Friday, 25 April 2014

Welcome boost to campaign against zero-hour contracts

The Labour Leader Ed Miliband met trade unions in Scotland today before launching the findings of the independent Pickavance Review into how to help employers compete on higher wages, skills and productivity – rather than on exploitative zero hours contracts.

Last month I gave evidence to the Scottish Affairs Committee on this issue and their subsequent report is an excellent analysis of why enforced zero-hours contracts are bad for workers, the economy and the delivery of public services.

Ed Milband reflected those findings today when he said:

Zero hour contracts have spread like an epidemic across our economy. The Government’s own figures say they have increased three-fold since 2010 and some estimates suggest there are one million people on these contracts across the UK including at least 90,000 here in Scotland. Sometimes, they can provide short term flexibility for employers and employees alike. But we know most employers don’t use them and for good reasons: the widespread use of zero-hours contracts is incompatible with building a loyal, skilled and productive workforce. And we also know a minority of employers are misusing zero hours contracts as a crude way of cutting costs or managing staff. “It has left too many people not knowing how they will make ends meet from one week to the next, and unable to plan for the future. “

The key recommendations from today’s report include giving new legal rights to employees on zero hours contracts:

• To demand a fixed hours contract when they have worked regular hours over six months with the same employer

• To receive a fixed hours contract automatically when they have worked regular hours over a year - unless they decide to opt out

• To be protected from employers forcing them to be available at all hours, insisting they cannot work for anyone else, or cancelling shifts at short notice without compensation.
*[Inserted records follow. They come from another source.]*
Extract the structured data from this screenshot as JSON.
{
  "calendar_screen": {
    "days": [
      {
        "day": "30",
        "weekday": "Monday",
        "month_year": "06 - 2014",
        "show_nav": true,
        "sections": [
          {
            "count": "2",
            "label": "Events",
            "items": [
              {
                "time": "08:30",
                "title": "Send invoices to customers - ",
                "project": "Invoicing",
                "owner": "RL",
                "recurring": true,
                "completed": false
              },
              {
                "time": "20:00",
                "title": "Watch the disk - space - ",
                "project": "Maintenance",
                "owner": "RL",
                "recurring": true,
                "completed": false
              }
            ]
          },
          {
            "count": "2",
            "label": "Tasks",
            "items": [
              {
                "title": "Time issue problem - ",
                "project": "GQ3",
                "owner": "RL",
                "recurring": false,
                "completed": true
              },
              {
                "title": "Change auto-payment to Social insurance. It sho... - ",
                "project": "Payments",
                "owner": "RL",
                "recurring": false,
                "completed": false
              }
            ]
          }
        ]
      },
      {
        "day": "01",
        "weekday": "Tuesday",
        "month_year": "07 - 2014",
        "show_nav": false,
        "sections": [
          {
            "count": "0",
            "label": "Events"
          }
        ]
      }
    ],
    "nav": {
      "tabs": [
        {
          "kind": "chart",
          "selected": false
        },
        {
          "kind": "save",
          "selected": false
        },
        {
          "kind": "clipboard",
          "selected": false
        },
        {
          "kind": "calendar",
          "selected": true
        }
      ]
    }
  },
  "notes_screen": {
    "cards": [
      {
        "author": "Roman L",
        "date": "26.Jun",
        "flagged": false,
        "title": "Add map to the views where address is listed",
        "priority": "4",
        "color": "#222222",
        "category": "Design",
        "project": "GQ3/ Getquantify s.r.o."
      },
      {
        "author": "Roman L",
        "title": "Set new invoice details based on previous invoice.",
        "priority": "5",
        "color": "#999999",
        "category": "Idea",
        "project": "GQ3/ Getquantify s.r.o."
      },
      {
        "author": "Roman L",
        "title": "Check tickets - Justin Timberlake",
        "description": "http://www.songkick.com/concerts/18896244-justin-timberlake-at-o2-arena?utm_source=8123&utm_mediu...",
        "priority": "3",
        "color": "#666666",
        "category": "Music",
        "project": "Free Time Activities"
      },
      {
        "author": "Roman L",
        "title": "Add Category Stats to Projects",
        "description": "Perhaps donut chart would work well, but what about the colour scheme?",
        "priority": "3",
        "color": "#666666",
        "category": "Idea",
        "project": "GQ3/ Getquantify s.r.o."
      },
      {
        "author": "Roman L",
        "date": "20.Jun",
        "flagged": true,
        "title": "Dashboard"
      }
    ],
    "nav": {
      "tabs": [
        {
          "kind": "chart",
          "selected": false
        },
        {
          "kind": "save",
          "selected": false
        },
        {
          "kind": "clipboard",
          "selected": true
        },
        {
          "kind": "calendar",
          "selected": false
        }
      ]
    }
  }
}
He made it clear at today’s meeting that the report is the starting point for a dialogue on this issue, as we made a number of detailed points about how this plan could be strengthened. However, the important point is that he gets the principle and is prepared to make his position clear.
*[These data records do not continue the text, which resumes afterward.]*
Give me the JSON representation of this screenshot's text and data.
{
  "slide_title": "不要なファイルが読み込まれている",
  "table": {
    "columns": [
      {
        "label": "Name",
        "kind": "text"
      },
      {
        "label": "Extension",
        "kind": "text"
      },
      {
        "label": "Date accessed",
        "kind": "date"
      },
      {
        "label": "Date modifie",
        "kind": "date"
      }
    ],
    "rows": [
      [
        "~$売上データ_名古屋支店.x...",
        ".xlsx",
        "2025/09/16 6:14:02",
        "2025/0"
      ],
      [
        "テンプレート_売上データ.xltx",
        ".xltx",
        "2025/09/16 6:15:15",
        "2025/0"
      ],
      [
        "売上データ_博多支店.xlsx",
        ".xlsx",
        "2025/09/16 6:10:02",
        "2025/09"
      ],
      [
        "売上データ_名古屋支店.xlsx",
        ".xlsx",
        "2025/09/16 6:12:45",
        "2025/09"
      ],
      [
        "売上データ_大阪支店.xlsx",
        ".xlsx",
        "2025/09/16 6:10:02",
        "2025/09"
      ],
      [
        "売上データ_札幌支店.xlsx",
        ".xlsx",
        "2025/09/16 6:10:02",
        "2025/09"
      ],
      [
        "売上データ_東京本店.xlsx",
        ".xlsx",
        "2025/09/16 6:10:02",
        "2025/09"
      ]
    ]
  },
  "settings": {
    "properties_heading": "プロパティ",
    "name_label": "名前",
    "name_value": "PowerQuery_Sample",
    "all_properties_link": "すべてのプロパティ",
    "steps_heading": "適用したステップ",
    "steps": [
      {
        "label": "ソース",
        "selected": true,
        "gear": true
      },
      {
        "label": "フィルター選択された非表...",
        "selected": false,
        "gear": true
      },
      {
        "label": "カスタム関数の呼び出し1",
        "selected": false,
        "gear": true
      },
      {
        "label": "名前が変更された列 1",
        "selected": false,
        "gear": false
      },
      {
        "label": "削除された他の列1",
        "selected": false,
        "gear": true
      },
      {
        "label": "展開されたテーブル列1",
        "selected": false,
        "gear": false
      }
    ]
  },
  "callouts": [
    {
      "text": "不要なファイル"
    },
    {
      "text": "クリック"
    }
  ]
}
It also fits in well with Labour’s developing narrative that we need to develop a high wage, skilled and productive economy – not engage in a race to the bottom. A message that I see the crumbling CBI has not yet grasped! The Scottish Government might also want to think about this in the context of their plans to cut Corporation Tax.

UK political leaders have a bad habit of coming to Scotland to tell us about all the terrible things that will happen if we vote for independence. Thanks, but we can spot the weaknesses of both campaigns pretty well ourselves. So it was refreshing to hear the Labour Leader make the positive case for the union with a practical policy initiative. More of this would be very welcome!